Elbit had presented its enhanced tactical computers (ETC) of the seventh generation at the Dutch defense fair of the Nederlandse Industrie voor Defensie en Veiligheid (NIDV).

The MK7 corresponds to the Generic Vehicular Architecture (GVA) of NATO. It is backwards compatible and contains powerful Commercial Of The Shelf (COTS) components such as the Intel i7 quad core processor and a solid-state drive. The new tactical computer has a 12.1 ”sun-readable LCD display, a high-resolution capacitive touchscreen, a GPS and a video recording function.

Similar to previous ETC generations, the ETC MK7 is designed for operation under harsh environmental and EMI (electromagnetic interference) conditions, fully complies with the MIL-STD-810G and MIL-STD-461E standards and has interfaces to analog and digital Radio systems.

The MK7 will replace the ETC that was introduced in the Netherlands more than ten years ago.
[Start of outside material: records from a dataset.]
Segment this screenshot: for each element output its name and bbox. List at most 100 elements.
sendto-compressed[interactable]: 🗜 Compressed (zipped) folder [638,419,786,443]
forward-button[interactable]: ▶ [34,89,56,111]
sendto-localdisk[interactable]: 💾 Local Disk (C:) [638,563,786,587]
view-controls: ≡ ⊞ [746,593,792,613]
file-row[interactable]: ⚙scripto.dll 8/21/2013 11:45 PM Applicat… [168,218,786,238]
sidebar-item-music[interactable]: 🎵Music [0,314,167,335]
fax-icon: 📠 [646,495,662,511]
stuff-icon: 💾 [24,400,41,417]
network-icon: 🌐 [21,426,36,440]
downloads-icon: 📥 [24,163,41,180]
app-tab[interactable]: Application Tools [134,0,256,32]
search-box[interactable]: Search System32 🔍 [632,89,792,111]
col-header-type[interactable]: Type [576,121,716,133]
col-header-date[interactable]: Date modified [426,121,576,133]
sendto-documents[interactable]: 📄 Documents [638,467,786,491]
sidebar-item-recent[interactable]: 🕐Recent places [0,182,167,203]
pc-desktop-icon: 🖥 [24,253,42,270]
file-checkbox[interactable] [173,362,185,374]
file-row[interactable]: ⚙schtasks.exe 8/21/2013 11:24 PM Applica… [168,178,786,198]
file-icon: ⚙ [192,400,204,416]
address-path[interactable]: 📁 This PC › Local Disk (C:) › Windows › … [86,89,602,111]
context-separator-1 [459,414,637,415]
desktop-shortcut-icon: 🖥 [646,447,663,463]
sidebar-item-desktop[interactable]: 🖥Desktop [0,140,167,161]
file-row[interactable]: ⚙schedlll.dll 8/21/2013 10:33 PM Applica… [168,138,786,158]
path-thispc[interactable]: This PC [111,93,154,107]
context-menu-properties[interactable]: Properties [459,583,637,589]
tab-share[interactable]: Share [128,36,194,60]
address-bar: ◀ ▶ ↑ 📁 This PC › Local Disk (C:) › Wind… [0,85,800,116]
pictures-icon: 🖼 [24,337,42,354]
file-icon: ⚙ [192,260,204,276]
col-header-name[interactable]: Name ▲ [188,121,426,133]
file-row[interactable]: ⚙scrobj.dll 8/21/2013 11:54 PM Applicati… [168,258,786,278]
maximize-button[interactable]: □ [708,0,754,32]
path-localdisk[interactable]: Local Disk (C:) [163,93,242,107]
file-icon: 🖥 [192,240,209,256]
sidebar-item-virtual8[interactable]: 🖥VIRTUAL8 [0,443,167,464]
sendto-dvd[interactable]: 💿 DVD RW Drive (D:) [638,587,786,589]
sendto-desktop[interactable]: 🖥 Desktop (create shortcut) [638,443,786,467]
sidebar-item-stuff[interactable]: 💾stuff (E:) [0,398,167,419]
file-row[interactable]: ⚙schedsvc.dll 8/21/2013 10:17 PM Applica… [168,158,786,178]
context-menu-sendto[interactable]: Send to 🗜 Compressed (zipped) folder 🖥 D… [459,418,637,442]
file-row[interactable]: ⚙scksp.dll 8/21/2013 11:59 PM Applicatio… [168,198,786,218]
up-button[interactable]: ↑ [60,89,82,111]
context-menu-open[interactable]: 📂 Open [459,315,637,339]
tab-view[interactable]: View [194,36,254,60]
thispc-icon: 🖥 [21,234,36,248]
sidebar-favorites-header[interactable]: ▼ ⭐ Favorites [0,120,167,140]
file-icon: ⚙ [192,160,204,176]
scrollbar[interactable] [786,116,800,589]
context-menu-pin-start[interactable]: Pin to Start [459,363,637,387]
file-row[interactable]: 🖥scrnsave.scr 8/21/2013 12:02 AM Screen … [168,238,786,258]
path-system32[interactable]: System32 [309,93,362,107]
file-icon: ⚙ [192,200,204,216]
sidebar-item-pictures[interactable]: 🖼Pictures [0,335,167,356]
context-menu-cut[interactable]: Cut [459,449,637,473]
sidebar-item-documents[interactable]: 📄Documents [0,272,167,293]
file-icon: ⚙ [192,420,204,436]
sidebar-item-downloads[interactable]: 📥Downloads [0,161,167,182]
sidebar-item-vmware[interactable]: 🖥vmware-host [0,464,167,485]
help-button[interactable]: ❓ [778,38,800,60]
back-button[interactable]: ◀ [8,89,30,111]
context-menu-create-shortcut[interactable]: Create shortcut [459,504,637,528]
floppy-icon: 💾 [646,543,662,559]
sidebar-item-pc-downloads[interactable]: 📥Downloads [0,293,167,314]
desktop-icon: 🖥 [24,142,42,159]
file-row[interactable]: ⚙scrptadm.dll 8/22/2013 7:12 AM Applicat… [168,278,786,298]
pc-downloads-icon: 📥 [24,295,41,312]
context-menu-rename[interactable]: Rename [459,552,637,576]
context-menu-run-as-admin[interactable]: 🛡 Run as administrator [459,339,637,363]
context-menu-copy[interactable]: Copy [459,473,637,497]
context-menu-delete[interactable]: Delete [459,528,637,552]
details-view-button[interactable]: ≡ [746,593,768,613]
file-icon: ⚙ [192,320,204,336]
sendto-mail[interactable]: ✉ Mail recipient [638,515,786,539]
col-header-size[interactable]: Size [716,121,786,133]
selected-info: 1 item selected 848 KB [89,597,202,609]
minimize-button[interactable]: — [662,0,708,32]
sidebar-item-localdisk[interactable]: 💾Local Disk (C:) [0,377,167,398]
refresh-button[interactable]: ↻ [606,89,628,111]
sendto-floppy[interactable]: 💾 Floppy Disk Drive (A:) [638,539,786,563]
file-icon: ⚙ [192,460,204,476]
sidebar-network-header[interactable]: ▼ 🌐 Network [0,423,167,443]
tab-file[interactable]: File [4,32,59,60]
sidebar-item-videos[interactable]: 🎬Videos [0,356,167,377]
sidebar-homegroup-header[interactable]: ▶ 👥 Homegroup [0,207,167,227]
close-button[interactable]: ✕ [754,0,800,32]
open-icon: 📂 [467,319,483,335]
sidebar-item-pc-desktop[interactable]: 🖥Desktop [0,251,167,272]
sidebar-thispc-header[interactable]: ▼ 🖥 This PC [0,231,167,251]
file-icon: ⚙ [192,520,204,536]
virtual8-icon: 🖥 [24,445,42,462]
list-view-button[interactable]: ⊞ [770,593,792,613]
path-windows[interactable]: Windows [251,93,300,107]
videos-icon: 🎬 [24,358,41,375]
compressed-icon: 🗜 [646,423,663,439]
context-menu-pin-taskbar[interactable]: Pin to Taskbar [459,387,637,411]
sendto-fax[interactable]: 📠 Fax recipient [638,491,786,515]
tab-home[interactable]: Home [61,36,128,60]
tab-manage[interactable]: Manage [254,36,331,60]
The new ETCs offer expanded and more robust Command and Control (C2) and tactical computing capabilities, improved security for processing and storing secured mission information, and a solid growth path for expanded C2 applications.

It was only in mid-December 2020 that the Dutch procurement authority Defensie Materieel Organizatie (DMO) ordered PNR-1000 software-defined radios for data and voice connections from Elbit for 45 million euros. Modules for vehicle integration are also being procured for the portable digital radios. The radios have Blue Force Tracking to continuously display the positions of your own forces. The tactical computers described above support the operation of the radios.